I nomi dei martiri spiccano sulle stele disposte a cerchio intorno al sarcofago di pietra a definire uno spazio consacrato alla memoria resistenziale, sulla destra di chi entra nel cimitero loverese (qui i loro corpi furono deposti il 17 giugno 1945 con una cerimonia solenne, una volta recuperati dalla fossa, scavata nel 1943 nel “campo sterile” del cimitero di Bergamo).

Con i nomi, spiccano le date di nascita. Tranne Giulio Buffoli, del 1902 e Luca Nitckisc, di cui si conosce solo la provenienza (Berigaluga, in Jugoslavia), appartenevano tutti alla schiera dei giovani cresciuti durante la dittatura e che avevano saputo aprire gli occhi nonostante l’ottundimento prodotto dal fascismo, dimostrandosi capaci di ragionare da sé, scegliendo la disubbidienza alla chiamata di leva della RSI e imboccando la via della montagna.

Ecco la stele del tenente Eraldo Locardi, comandante del Primo Battaglione Badoglio, nato a Milano nel 1920, ventitré anni; segue Salvatore Conti, loverese del 1922, ventun anni come Mario Tognetti, di Grumello; vengono poi Giuseppe Ravelli, nato a Casnigo nel 1923, vent’anni; Andrea Guizzetti, di Lovere, nato nel 1924, diciannove anni come Ivan Piana; Guglielmo Macario (Cinto), loverese, del 1925, diciotto anni come Francesco Bessi di Cazzago S. Martino, e come Vittorio Lorenzini di Telgate. Infine, i più giovani: i diciassettenni Giovanni Moioli, nato a Grumello del Monte nel marzo 1926, e Giovanni Vender, nato nell’ottobre del medesimo anno.
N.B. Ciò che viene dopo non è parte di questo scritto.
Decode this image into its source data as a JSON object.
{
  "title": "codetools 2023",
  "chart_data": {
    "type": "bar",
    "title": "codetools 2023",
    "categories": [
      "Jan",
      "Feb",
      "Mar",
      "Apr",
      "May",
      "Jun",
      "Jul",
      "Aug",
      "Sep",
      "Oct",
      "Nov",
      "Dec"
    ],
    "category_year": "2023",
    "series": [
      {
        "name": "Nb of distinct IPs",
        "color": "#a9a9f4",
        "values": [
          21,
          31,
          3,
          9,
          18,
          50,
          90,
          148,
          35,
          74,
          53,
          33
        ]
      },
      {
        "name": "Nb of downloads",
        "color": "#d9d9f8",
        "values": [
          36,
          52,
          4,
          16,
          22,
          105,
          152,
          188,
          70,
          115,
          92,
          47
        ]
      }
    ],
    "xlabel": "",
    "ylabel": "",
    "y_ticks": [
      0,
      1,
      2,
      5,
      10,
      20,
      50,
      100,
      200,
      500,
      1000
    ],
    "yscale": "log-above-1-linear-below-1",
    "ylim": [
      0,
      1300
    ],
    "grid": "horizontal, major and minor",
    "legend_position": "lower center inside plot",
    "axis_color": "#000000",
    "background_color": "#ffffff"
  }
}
Tutti appartenevano a famiglie operaie o di artigiani.

Se ci si ferma davanti a questo sacrario, lo sguardo abbraccia i singoli elementi del monumento, perdendosi anche nella leggerezza del cielo e nel colore delle montagne che fanno da sfondo, specchiandosi nel lago.

Al fruscio del vento che si infila nei rami dei cipressi e fra le foglie delle siepi, sembra di sentire – per effetto dell’immaginazione e della commozione – come un’eco: sono le voci di coloro che ormai da decenni dormono in questo luogo appena rialzato rispetto alla strada, alla fine del “vallone”, continuando a dare testimonianza degli ideali che li animarono contro gli oppressori, mai per rabbia, ma in nome di un comune desiderio di libertà e di un futuro diverso e migliore per tutti.

LE VOCI: ERALDO LOCARDI

Si intende la voce calda e appassionata del ten. Locardi, Longhi.

«Ho combattuto nel Regio Esercito Italiano, credendo di fare il mio dovere mentre aggredivo, ubbidendo agli ordini, la Grecia e l’Albania, rimanendo ferito. Dopo la caduta di Mussolini, quando l’esercito venne abbandonato a sé stesso, capii che la Patria non era quel nome per cui si assalivano con le armi altri popoli, in nome di un disegno politico di conquista, bensì quella realtà che era motivo d’onore difendere dalle spire del nazifascismo. Lì avrei voluto che vivessero mia moglie e mia figlia.

Perciò, dopo l’8 settembre, raccolsi altri militari, desiderosi di battersi come me contro gli occupanti tedeschi e i fascisti traditori della patria.

Confermo ancora oggi quanto dissi ai miei uomini, quando ci raccogliemmo in banda. Guai se avessimo lasciato che la Bestia vincesse. Scegliemmo una guerra di soldati tutti volontari, non obbligati da nessuno, ma spinti solo da un profondo senso dell’onore.